But what if you can't reduce the weight of the gear in your pack? What if you are hauling a heavy toddler on your back and carrying all of the gear for the both of you? Or what if you simply want to bring a few comfort items on your backpacking trip and don't mind hauling the extra weight?
The truth is that sometimes a heavy pack is inevitable. But there is good news. There are simple ways to make carrying that heavy load just a little bit
The first step is to take into consideration the weight of your pack, the weight of your gear, the duration of your trip, the terrain and the weather conditions. With a little bit of planning, you'll be able to separate your "wants" from your "needs." If you want, simply leave the "wants" at home or in your car at the trailhead.
Choose the Right Backpack
Next, choose a pack that fits your gear and your body size. Some people go as far as calculating a ratio of pack weight to body size to find this. But I'd just head over to your favorite gear shop and ask an expert to fit your pack. You can read Sierra Trading Post's backpack buying guide to learn more about choosing and fitting your backpack. A properly fitting pack can do wonders when it comes to carrying heavy loads.
Distribute Weight Evenly
If you know you're going to be carrying a heavy backpack, pay close attention to how you pack it. A lot of hikers and backpackers recommend packing the bulk of heavy items centered toward the middle of the pack to distribute the weight. However, if you're packing around a child or two you might not have much choice in how the weight is distribute on your back (or front).
Make a Smart Route Choice
When it comes time to select your route, look for terrain that offers gentle elevation change if you can since you'll be working hard to get to your destination. Pay close attention to your surroundings to avoid things like bushwhacking and areas with challenging footing. You should also know your physical limitations and how the weight of your pack will affect how much energy you'll spend on the hike. Try out your heavy pack on a few short day hikes to get used to the weight and to get into shape. Even if you're in good shape, try to select a trail that has scenic vistas, shade, water or a nice place to stop and take a break every mile or two. Plan a little bit of extra time into your day so you can hike at an enjoyable pace.

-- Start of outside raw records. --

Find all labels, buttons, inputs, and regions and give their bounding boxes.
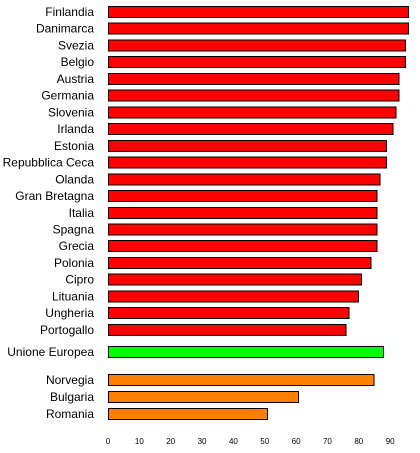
category-label-danimarca: Danimarca — [36, 22, 94, 36]
bars-layer — [108, 6, 409, 420]
bar-spagna — [108, 223, 378, 236]
category-label-estonia: Estonia — [54, 139, 94, 153]
x-tick-label-80: 80 — [354, 437, 363, 446]
category-label-svezia: Svezia — [58, 38, 94, 52]
category-label-olanda: Olanda — [55, 172, 94, 186]
category-label-spagna: Spagna — [53, 222, 95, 236]
bar-portogallo — [108, 323, 347, 336]
bar-belgio — [108, 56, 406, 69]
category-label-bulgaria: Bulgaria — [50, 390, 94, 404]
bar-austria — [108, 72, 400, 85]
category-label-unione-europea: Unione Europea — [7, 345, 94, 359]
category-label-finlandia: Finlandia — [45, 5, 94, 19]
category-label-repubblica-ceca: Repubblica Ceca — [3, 156, 95, 170]
bar-slovenia — [108, 106, 397, 119]
category-label-slovenia: Slovenia — [48, 105, 94, 119]
bar-cipro — [108, 273, 362, 286]
category-label-austria: Austria — [57, 72, 95, 86]
bar-romania — [108, 408, 268, 420]
bar-finlandia — [108, 6, 409, 18]
category-label-gran-bretagna: Gran Bretagna — [15, 189, 94, 203]
bar-unione-europea — [108, 346, 384, 358]
bar-repubblica-ceca — [108, 156, 388, 169]
bar-estonia — [108, 139, 388, 152]
bar-polonia — [108, 256, 372, 269]
x-tick-label-90: 90 — [386, 437, 395, 446]
category-label-lituania: Lituania — [52, 289, 94, 303]
x-axis-tick-labels: 0 10 20 30 40 50 60 70 80 90 — [106, 437, 395, 446]
x-tick-label-10: 10 — [135, 437, 144, 446]
bar-norvegia — [108, 374, 375, 386]
category-label-ungheria: Ungheria — [45, 306, 94, 320]
x-tick-label-60: 60 — [292, 437, 301, 446]
bar-svezia — [108, 39, 406, 52]
bar-gran-bretagna — [108, 190, 378, 203]
bar-bulgaria — [108, 391, 300, 403]
category-label-cipro: Cipro — [65, 273, 94, 287]
category-label-portogallo: Portogallo — [40, 323, 94, 337]
bar-italia — [108, 206, 378, 219]
bar-grecia — [108, 240, 378, 253]
category-label-germania: Germania — [41, 89, 94, 103]
category-labels: Finlandia Danimarca Svezia Belgio Austria Ger… — [3, 5, 95, 421]
bar-ungheria — [108, 307, 350, 320]
x-tick-label-70: 70 — [323, 437, 332, 446]
bar-olanda — [108, 173, 381, 186]
category-label-belgio: Belgio — [61, 55, 95, 69]
category-label-italia: Italia — [69, 206, 95, 220]
x-tick-label-50: 50 — [260, 437, 269, 446]
bar-germania — [108, 89, 400, 102]
x-tick-label-40: 40 — [229, 437, 238, 446]
category-label-grecia: Grecia — [59, 239, 95, 253]
category-label-polonia: Polonia — [54, 256, 94, 270]
bar-irlanda — [108, 123, 394, 136]
category-label-irlanda: Irlanda — [57, 122, 94, 136]
bar-lituania — [108, 290, 359, 303]
x-tick-label-0: 0 — [106, 437, 111, 446]
category-label-norvegia: Norvegia — [46, 373, 94, 387]
bar-danimarca — [108, 22, 409, 35]
category-label-romania: Romania — [46, 407, 94, 421]
x-tick-label-20: 20 — [166, 437, 175, 446]
x-tick-label-30: 30 — [198, 437, 207, 446]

Use Your Gear Thoughtfully
Be extra careful when putting your pack on and taking it off. Try to prop the pack up on a stump, log or picnic table, ask for help, or squat down to put your pack on to avoid straining your back. When hiking with trekking poles, use the straps properly and use good poling technique (like you're cross-country skiing.) While poles shouldn't be used as a crutch to support body weight, they can help provide a little bit of extra stability when navigating difficult terrain, like creek crossings and scree fields.
It's not always fun to hike with a heavy pack, but with a little bit of planning and preparation, hiking with extra weight doesn't have to be a miserable experience.